It looks like Republicans here in my lovely home state have resorted to collecting ballot signatures for Nader in an attempt to sway the state for Bush in November.
Michigan Republicans aren't the only ones attempting to swing elections; two former Australian Prime Ministers have criticized U.S. officials for interfering in Australian politics.
July 9, 2004 | LANSING, Mich. (AP) -- Michigan Republicans are helping gather signatures to place independent Ralph Nader on the presidential ballot in the battleground state, irritating Democrats who accuse the GOP of trying to pull votes away from candidate John Kerry.
"It's another example of state Republicans willing to try every unethical trick in the book to hold power," Democratic Executive Chairman Mark Brewer said Thursday "This clearly shows that a vote for Ralph Nader is a vote to re-elect George Bush. The Republicans know that, and that's why they are desperate to have Nader on the Michigan ballot."
Michigan Republicans aren't the only ones attempting to swing elections; two former Australian Prime Ministers have criticized U.S. officials for interfering in Australian politics.
The United States has been told to "butt out" of Australian politics by two former prime ministers who accused U.S. officials of trying to sway Australian voters in knife-edge general election due within months.
Top U.S. officials, including President Bush and Secretary of State Colin Powell, have been pressuring Australia's opposition Labor party to drop a promise to withdraw Australian troops from Iraq if it won polls tipped for October.

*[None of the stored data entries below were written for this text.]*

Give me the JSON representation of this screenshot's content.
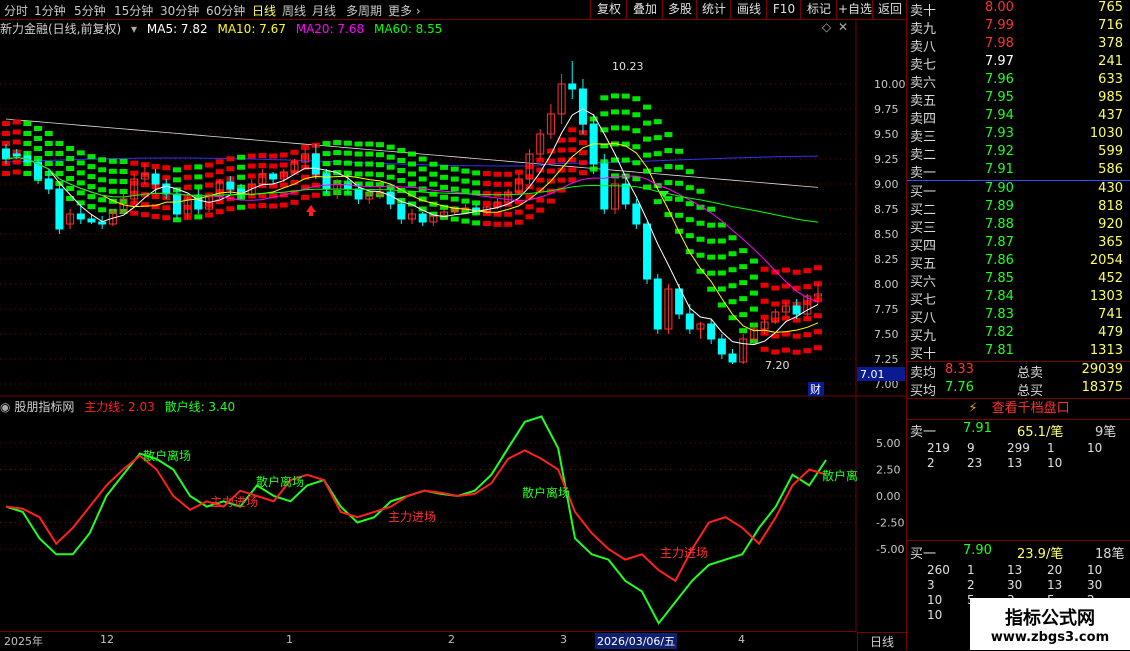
{
  "toolbar": {
    "periods": [
      "分时",
      "1分钟",
      "5分钟",
      "15分钟",
      "30分钟",
      "60分钟",
      "日线",
      "周线",
      "月线",
      "多周期",
      "更多"
    ],
    "active": "日线",
    "right_buttons": [
      "复权",
      "叠加",
      "多股",
      "统计",
      "画线",
      "F10",
      "标记",
      "+自选",
      "返回"
    ]
  },
  "title": {
    "stock": "新力金融(日线,前复权)",
    "ma5": "MA5: 7.82",
    "ma10": "MA10: 7.67",
    "ma20": "MA20: 7.68",
    "ma60": "MA60: 8.55"
  },
  "colors": {
    "up": "#ff3232",
    "down": "#00ffff",
    "ma5": "#ffffff",
    "ma10": "#ffff00",
    "ma20": "#ff00ff",
    "ma60": "#00ff00",
    "grid": "#7a0000",
    "line_main": "#ff2020",
    "line_retail": "#20ff20",
    "ribbon_green": "#00ff00",
    "ribbon_red": "#ff0000"
  },
  "price_axis": {
    "ticks": [
      "10.00",
      "9.75",
      "9.50",
      "9.25",
      "9.00",
      "8.75",
      "8.50",
      "8.25",
      "8.00",
      "7.75",
      "7.50",
      "7.25",
      "7.00"
    ],
    "current": "7.01"
  },
  "annotations": {
    "high": "10.23",
    "low": "7.20",
    "cai": "财"
  },
  "indicator": {
    "title": "股朋指标网",
    "main_label": "主力线: 2.03",
    "retail_label": "散户线: 3.40",
    "ticks": [
      "5.00",
      "2.50",
      "0.00",
      "-2.50",
      "-5.00"
    ],
    "labels": [
      {
        "text": "散户离场"
      },
      {
        "text": "主力进场"
      },
      {
        "text": "散户离场"
      },
      {
        "text": "主力进场"
      },
      {
        "text": "散户离场"
      },
      {
        "text": "主力进场"
      },
      {
        "text": "散户离"
      }
    ]
  },
  "xaxis": {
    "labels": [
      "2025年",
      "12",
      "1",
      "2",
      "3",
      "2026/03/06/五",
      "4"
    ],
    "period": "日线"
  },
  "orderbook": {
    "asks": [
      {
        "label": "卖十",
        "price": "8.00",
        "vol": "765"
      },
      {
        "label": "卖九",
        "price": "7.99",
        "vol": "716"
      },
      {
        "label": "卖八",
        "price": "7.98",
        "vol": "378"
      },
      {
        "label": "卖七",
        "price": "7.97",
        "vol": "241"
      },
      {
        "label": "卖六",
        "price": "7.96",
        "vol": "633"
      },
      {
        "label": "卖五",
        "price": "7.95",
        "vol": "985"
      },
      {
        "label": "卖四",
        "price": "7.94",
        "vol": "437"
      },
      {
        "label": "卖三",
        "price": "7.93",
        "vol": "1030"
      },
      {
        "label": "卖二",
        "price": "7.92",
        "vol": "599"
      },
      {
        "label": "卖一",
        "price": "7.91",
        "vol": "586"
      }
    ],
    "bids": [
      {
        "label": "买一",
        "price": "7.90",
        "vol": "430"
      },
      {
        "label": "买二",
        "price": "7.89",
        "vol": "818"
      },
      {
        "label": "买三",
        "price": "7.88",
        "vol": "920"
      },
      {
        "label": "买四",
        "price": "7.87",
        "vol": "365"
      },
      {
        "label": "买五",
        "price": "7.86",
        "vol": "2054"
      },
      {
        "label": "买六",
        "price": "7.85",
        "vol": "452"
      },
      {
        "label": "买七",
        "price": "7.84",
        "vol": "1303"
      },
      {
        "label": "买八",
        "price": "7.83",
        "vol": "741"
      },
      {
        "label": "买九",
        "price": "7.82",
        "vol": "479"
      },
      {
        "label": "买十",
        "price": "7.81",
        "vol": "1313"
      }
    ],
    "avg_sell": {
      "label": "卖均",
      "price": "8.33",
      "total_label": "总卖",
      "total": "29039"
    },
    "avg_buy": {
      "label": "买均",
      "price": "7.76",
      "total_label": "总买",
      "total": "18375"
    },
    "view_button": "查看千档盘口",
    "sell1_summary": {
      "label": "卖一",
      "price": "7.91",
      "per": "65.1/笔",
      "count": "9笔"
    },
    "sell1_orders": [
      "219",
      "9",
      "299",
      "1",
      "10",
      "2",
      "23",
      "13",
      "10"
    ],
    "buy1_summary": {
      "label": "买一",
      "price": "7.90",
      "per": "23.9/笔",
      "count": "18笔"
    },
    "buy1_orders": [
      "260",
      "1",
      "13",
      "20",
      "10",
      "3",
      "2",
      "30",
      "13",
      "30",
      "10",
      "5",
      "3",
      "5",
      "2",
      "10"
    ]
  },
  "watermark": {
    "line1": "指标公式网",
    "line2": "www.zbgs3.com"
  },
  "chart_data": {
    "type": "candlestick",
    "title": "新力金融(日线,前复权)",
    "ylim": [
      7.0,
      10.3
    ],
    "candles": [
      [
        9.35,
        9.4,
        9.25,
        9.2
      ],
      [
        9.3,
        9.35,
        9.28,
        9.25
      ],
      [
        9.28,
        9.32,
        9.22,
        9.18
      ],
      [
        9.22,
        9.25,
        9.05,
        9.0
      ],
      [
        9.05,
        9.15,
        8.95,
        8.9
      ],
      [
        8.95,
        9.0,
        8.55,
        8.5
      ],
      [
        8.6,
        8.75,
        8.7,
        8.55
      ],
      [
        8.7,
        8.8,
        8.65,
        8.6
      ],
      [
        8.65,
        8.7,
        8.62,
        8.6
      ],
      [
        8.62,
        8.68,
        8.6,
        8.55
      ],
      [
        8.6,
        8.75,
        8.72,
        8.58
      ],
      [
        8.72,
        8.9,
        8.85,
        8.7
      ],
      [
        8.85,
        9.1,
        9.05,
        8.8
      ],
      [
        9.05,
        9.2,
        9.1,
        9.0
      ],
      [
        9.1,
        9.15,
        9.0,
        8.9
      ],
      [
        9.0,
        9.05,
        8.9,
        8.85
      ],
      [
        8.9,
        8.95,
        8.7,
        8.65
      ],
      [
        8.7,
        8.9,
        8.85,
        8.65
      ],
      [
        8.85,
        8.95,
        8.75,
        8.7
      ],
      [
        8.75,
        8.9,
        8.88,
        8.72
      ],
      [
        8.88,
        9.05,
        9.02,
        8.85
      ],
      [
        9.02,
        9.08,
        8.95,
        8.9
      ],
      [
        8.95,
        9.0,
        8.9,
        8.85
      ],
      [
        8.9,
        9.05,
        9.0,
        8.88
      ],
      [
        9.0,
        9.15,
        9.1,
        8.98
      ],
      [
        9.1,
        9.12,
        9.05,
        9.0
      ],
      [
        9.05,
        9.15,
        9.12,
        9.02
      ],
      [
        9.12,
        9.25,
        9.22,
        9.1
      ],
      [
        9.22,
        9.35,
        9.3,
        9.15
      ],
      [
        9.3,
        9.4,
        9.1,
        9.05
      ],
      [
        9.1,
        9.15,
        8.95,
        8.9
      ],
      [
        8.95,
        9.05,
        9.0,
        8.85
      ],
      [
        9.0,
        9.1,
        8.95,
        8.9
      ],
      [
        8.95,
        9.0,
        8.85,
        8.8
      ],
      [
        8.85,
        8.95,
        8.9,
        8.8
      ],
      [
        8.9,
        9.0,
        8.92,
        8.85
      ],
      [
        8.92,
        8.95,
        8.8,
        8.75
      ],
      [
        8.8,
        8.85,
        8.65,
        8.6
      ],
      [
        8.65,
        8.75,
        8.7,
        8.6
      ],
      [
        8.7,
        8.72,
        8.62,
        8.58
      ],
      [
        8.62,
        8.7,
        8.68,
        8.58
      ],
      [
        8.68,
        8.75,
        8.72,
        8.65
      ],
      [
        8.72,
        8.78,
        8.74,
        8.7
      ],
      [
        8.74,
        8.8,
        8.76,
        8.72
      ],
      [
        8.76,
        8.8,
        8.73,
        8.7
      ],
      [
        8.73,
        8.78,
        8.77,
        8.7
      ],
      [
        8.77,
        8.85,
        8.82,
        8.75
      ],
      [
        8.82,
        8.95,
        8.92,
        8.8
      ],
      [
        8.92,
        9.1,
        9.05,
        8.9
      ],
      [
        9.05,
        9.35,
        9.3,
        9.0
      ],
      [
        9.3,
        9.55,
        9.5,
        9.25
      ],
      [
        9.5,
        9.8,
        9.7,
        9.45
      ],
      [
        9.7,
        10.1,
        10.0,
        9.6
      ],
      [
        10.0,
        10.23,
        9.95,
        9.85
      ],
      [
        9.95,
        10.05,
        9.6,
        9.5
      ],
      [
        9.6,
        9.7,
        9.2,
        9.1
      ],
      [
        9.2,
        9.3,
        8.75,
        8.7
      ],
      [
        8.75,
        9.05,
        9.0,
        8.7
      ],
      [
        9.0,
        9.1,
        8.8,
        8.75
      ],
      [
        8.8,
        8.85,
        8.6,
        8.55
      ],
      [
        8.6,
        8.62,
        8.05,
        8.0
      ],
      [
        8.05,
        8.1,
        7.55,
        7.5
      ],
      [
        7.55,
        8.0,
        7.95,
        7.5
      ],
      [
        7.95,
        8.0,
        7.7,
        7.65
      ],
      [
        7.7,
        7.8,
        7.55,
        7.5
      ],
      [
        7.55,
        7.62,
        7.6,
        7.45
      ],
      [
        7.6,
        7.65,
        7.45,
        7.4
      ],
      [
        7.45,
        7.5,
        7.3,
        7.25
      ],
      [
        7.3,
        7.35,
        7.22,
        7.2
      ],
      [
        7.22,
        7.5,
        7.45,
        7.2
      ],
      [
        7.45,
        7.6,
        7.55,
        7.4
      ],
      [
        7.55,
        7.65,
        7.62,
        7.5
      ],
      [
        7.62,
        7.75,
        7.72,
        7.6
      ],
      [
        7.72,
        7.82,
        7.78,
        7.68
      ],
      [
        7.78,
        7.85,
        7.7,
        7.65
      ],
      [
        7.7,
        7.9,
        7.88,
        7.68
      ],
      [
        7.88,
        8.0,
        7.9,
        7.8
      ]
    ]
  }
}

Conservative Prime Minister John Howard, a close U.S. ally, wants the troops to stay until the "job is done." A poll showed he has the backing of two-thirds of Australians, but the row has created a sharp political divide.
U.S. Deputy Secretary of State Richard Armitage stepped up criticism this week, telling Australian reporters in Washington that he believed center-left Labor was split on its policy to withdraw Australia's 850 troops in and around Iraq by Christmas.

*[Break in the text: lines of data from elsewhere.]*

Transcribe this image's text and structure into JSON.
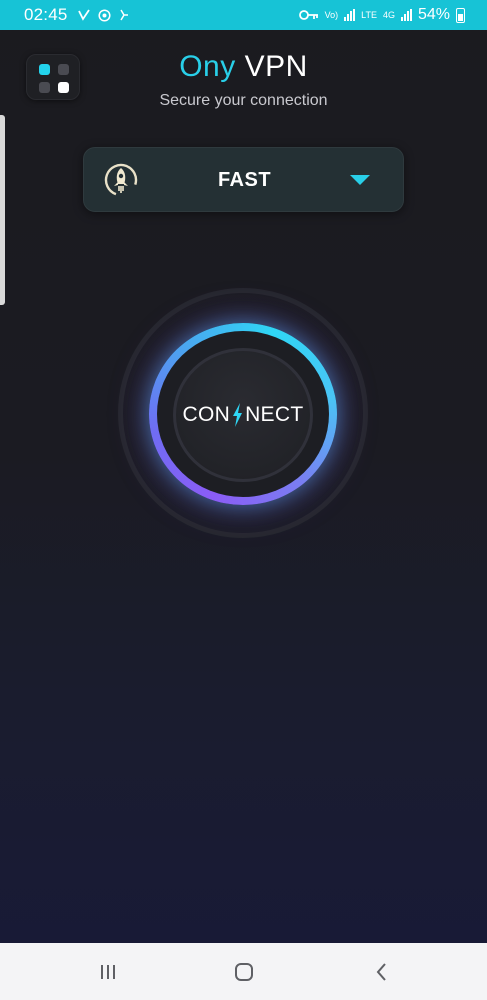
{
  "status_bar": {
    "time": "02:45",
    "left_icons": [
      "check-icon",
      "whatsapp-icon",
      "notification-icon"
    ],
    "network_labels": [
      "Vo)",
      "LTE",
      "4G"
    ],
    "battery": "54%"
  },
  "header": {
    "title_accent": "Ony",
    "title_rest": "VPN",
    "subtitle": "Secure your connection"
  },
  "server_selector": {
    "label": "FAST",
    "icon": "rocket-icon"
  },
  "connect_button": {
    "text_left": "CON",
    "text_right": "NECT",
    "icon": "bolt-icon"
  },
  "colors": {
    "accent": "#29cfe8",
    "status_bar": "#17c3d6",
    "ring_purple": "#8b5cf6"
  },
  "nav_bar": {
    "items": [
      "recents-icon",
      "home-icon",
      "back-icon"
    ]
  }
}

With Labor polling neck-and-neck with the eight-year-old Liberal/National government, former Labor prime minister Paul Keating and former Liberal prime minister Malcolm Fraser condemned U.S. interference in Australian politics.

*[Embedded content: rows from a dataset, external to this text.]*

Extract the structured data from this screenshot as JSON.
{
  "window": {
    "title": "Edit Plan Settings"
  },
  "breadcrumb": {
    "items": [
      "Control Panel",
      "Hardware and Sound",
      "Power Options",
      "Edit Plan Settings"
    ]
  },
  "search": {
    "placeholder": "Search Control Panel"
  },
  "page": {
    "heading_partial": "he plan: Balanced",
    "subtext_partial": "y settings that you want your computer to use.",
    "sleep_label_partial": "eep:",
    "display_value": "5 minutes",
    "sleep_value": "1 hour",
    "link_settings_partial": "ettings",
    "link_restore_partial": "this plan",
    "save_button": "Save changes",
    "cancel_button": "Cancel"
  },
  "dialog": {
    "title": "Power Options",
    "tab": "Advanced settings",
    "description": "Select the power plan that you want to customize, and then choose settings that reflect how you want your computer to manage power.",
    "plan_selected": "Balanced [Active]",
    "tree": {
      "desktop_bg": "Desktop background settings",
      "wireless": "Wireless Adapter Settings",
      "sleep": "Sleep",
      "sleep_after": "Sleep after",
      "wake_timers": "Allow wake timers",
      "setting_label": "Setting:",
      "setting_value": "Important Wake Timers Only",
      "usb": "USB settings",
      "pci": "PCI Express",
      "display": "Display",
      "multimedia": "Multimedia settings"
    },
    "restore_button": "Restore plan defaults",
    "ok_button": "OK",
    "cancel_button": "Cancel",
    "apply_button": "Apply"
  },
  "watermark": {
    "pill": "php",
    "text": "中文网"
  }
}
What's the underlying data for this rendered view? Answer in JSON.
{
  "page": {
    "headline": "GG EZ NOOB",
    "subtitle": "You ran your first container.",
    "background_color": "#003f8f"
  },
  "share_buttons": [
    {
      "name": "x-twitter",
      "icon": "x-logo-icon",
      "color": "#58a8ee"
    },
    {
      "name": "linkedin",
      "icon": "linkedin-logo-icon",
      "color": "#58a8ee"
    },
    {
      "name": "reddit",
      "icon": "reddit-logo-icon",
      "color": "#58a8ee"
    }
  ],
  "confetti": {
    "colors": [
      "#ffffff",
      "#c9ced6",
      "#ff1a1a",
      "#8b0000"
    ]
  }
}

"The intervention, not only of Richard Armitage but his bosses, in our political scene, I think, are quite unforgivable," Fraser, who was prime minister between 1975 and 1983, told Australian television late on Thursday.
"He's (Armitage) doing it for a very specific purpose -- to try and achieve a specific outcome that the United States wants. If it had been in older times, American officials would have been told to butt out."